Diante do inegável avanço global da China, nos primeiros dias de outubro o Senado estadunidense aprovou um pacote de 60 bilhões de dólares para projetos de infraestrutura no exterior. O plano representa mais do dobro dos recursos disponíveis até agora e propõe a criação de uma nova agência governamental para a sua veiculação e implementação, a US International Development Finance Corp. O consenso bipartidário sobre a necessidade de não perder terreno ante o financiamento chinês na infraestrutura regional é total. Segundo o Boston University’s Global Development Policy Center, as instituições financeiras da China já provem mais financiamento ao mundo em desenvolvimento que o Banco Mundial.

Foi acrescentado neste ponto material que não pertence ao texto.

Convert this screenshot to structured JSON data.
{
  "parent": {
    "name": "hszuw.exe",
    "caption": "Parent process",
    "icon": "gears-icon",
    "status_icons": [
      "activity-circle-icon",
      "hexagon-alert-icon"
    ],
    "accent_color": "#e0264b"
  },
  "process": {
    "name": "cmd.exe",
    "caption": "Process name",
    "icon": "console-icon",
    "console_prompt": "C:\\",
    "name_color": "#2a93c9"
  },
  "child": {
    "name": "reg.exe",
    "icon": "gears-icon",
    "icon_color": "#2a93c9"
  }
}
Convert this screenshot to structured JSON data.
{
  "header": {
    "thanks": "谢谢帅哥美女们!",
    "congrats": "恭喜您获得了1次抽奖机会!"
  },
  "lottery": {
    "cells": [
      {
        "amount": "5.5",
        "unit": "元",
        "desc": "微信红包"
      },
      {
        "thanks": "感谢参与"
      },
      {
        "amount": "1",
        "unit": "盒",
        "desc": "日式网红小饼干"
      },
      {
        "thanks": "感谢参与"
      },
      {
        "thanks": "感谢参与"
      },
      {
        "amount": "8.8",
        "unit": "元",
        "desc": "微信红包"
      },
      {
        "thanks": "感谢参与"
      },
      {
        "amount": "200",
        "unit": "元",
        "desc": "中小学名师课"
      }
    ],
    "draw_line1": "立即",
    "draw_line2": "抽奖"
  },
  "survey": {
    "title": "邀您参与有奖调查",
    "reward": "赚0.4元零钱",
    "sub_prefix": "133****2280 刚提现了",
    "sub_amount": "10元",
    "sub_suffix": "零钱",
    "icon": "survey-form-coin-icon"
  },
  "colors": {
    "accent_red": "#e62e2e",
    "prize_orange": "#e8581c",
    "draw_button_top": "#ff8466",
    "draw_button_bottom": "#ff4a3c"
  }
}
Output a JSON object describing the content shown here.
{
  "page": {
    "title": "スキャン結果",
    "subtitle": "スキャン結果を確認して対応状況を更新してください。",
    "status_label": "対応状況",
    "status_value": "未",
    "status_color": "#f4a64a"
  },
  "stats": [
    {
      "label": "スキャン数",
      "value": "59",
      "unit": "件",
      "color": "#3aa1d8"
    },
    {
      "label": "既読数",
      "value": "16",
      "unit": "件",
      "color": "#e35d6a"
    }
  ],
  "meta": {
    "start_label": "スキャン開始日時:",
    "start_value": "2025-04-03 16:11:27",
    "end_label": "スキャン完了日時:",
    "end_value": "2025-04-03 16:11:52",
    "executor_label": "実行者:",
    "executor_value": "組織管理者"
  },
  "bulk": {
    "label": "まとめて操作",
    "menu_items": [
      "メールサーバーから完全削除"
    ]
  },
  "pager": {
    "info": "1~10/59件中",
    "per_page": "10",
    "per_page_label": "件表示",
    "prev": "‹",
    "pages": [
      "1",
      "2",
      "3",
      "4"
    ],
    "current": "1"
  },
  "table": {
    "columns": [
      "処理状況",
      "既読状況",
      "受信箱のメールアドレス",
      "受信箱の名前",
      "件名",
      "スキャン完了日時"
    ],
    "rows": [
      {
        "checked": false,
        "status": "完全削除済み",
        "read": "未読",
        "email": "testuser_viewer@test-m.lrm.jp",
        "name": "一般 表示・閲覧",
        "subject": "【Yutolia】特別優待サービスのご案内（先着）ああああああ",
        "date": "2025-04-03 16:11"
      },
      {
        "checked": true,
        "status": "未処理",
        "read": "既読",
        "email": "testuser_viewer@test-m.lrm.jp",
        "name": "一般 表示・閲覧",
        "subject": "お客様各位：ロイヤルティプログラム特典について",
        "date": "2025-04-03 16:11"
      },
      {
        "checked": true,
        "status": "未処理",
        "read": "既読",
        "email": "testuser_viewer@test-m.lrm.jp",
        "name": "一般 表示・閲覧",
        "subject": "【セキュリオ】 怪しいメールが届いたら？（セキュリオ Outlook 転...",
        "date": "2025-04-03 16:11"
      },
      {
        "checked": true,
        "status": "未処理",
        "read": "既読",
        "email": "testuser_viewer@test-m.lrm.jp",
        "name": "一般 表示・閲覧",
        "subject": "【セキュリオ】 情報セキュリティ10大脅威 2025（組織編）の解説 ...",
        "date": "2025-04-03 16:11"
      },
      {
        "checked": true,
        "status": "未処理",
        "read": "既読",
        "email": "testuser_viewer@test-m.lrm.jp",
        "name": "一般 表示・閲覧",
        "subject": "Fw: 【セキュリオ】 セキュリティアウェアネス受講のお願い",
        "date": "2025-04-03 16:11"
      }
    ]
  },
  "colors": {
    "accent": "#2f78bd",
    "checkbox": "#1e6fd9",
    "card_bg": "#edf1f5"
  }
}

Apesar de que para a América Latina a maior disponibilidade de fundos para financiar o desenvolvimento possa ser uma boa notícia, é esperável que em um contexto como o atual, marcado por uma bipolaridade que tende para uma maior rigidez, a política de alianças desdobrada pelas grandes potências se torne mais rigorosas. Desse modo, poderia se eliminar a possibilidade de alternar entre as potências ou, no melhor dos casos, aumentariam os custos de fazê-lo. O custo que haveria que pagar pelos acordos seria mais alto e exigiria ainda definições estratégicas.
No plano comercial, começam a se ver indícios claros dessa dinâmica. O novo acordo entre Estados Unidos, México e Canadá (USMCA, pelas suas siglas em inglês) especifica que se um dos membros firma um acordo comercial com um país que não tem “economia de mercado” (a Organização Mundial do Comércio ainda não reconhece a China como tal), os demais podem abandoná-lo em seis meses. O novo acordo freia a intenção mexicana de apostar na China para diversificar suas relações econômicas. De sua parte, na negociação que levarão adiante as autoridades da Argentina e Brasil para evitar a imposição de taxas ao alumínio e ao aço, existiria o pedido por parte da administração de Trump de pressionar a China para que termine com sua política de subsídios à produção desses bens.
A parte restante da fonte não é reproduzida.